Running up my carbon debt

As some of you may already know, I have been away for work at the Canadian Library Association's annual conference in Ottawa for the past 5 days. If you have emailed or otherwise tried to contact me and have not been able to reach me, I apologize. I am currently sorting through my email now.

Given there is no rest for the wicked, I am off to the American Library Association's annual conference in New Orleans this Wednesday and I will be away until the 2nd of July.

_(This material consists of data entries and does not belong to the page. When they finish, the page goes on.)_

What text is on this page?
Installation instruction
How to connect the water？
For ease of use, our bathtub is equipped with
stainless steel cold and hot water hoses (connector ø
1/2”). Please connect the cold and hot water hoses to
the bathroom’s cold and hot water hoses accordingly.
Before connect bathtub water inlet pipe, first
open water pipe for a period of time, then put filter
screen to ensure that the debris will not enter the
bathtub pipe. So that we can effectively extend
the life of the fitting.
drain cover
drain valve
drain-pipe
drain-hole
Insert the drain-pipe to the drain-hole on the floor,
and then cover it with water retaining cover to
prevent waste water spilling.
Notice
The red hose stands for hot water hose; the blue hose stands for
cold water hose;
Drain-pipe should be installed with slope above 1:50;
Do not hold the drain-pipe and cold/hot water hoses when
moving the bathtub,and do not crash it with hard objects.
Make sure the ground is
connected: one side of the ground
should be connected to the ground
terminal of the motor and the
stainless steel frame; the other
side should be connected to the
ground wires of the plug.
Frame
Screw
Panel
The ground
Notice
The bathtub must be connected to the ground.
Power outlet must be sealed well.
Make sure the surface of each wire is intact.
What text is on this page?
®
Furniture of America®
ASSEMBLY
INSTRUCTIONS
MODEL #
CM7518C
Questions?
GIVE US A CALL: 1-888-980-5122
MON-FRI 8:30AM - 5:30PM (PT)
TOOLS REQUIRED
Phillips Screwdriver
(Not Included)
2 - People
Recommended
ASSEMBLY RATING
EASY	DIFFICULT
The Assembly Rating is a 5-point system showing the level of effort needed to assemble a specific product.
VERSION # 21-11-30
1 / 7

All this travel means I haven't done much on the Ubuntu front nor can I say that I will be able to respond any message is any sort of timely fashion. On the flip side, the number of libraries DiscoverStation (and thus Linux) is growing! Now I just need to convince my company to base off of Ubuntu. Oh, and stay tuned for something interesting from my company and Ubuntu. (or just read dapper-changes )

Just to clarify...

It seems a some people are confused about my previous blog post. I just wanted to clarify a few things:

  1. This is mostly a social issue, not a technical one
  2. As such, even if an existing tool is not perfect, if you can get the people that make it onboard to help write an NG version, you have won. Hence the reference to system-config and Fedora.
  3. I don't want the world to be written in Python. I mentioned Python because Ubuntu has a love affair with it, which naturally attracts more Python people and thus we can more easily maintain such code.
  4. Each distro having its own configuration tools is complete madness. Note that our friends in the KDE world are just as stuck. (although Guidance might go a long way to solving this)

I didn't want to offend anybody and I am sorry if I did. It is just frustrating to see all this duplication when there are so many other cool things to be working on.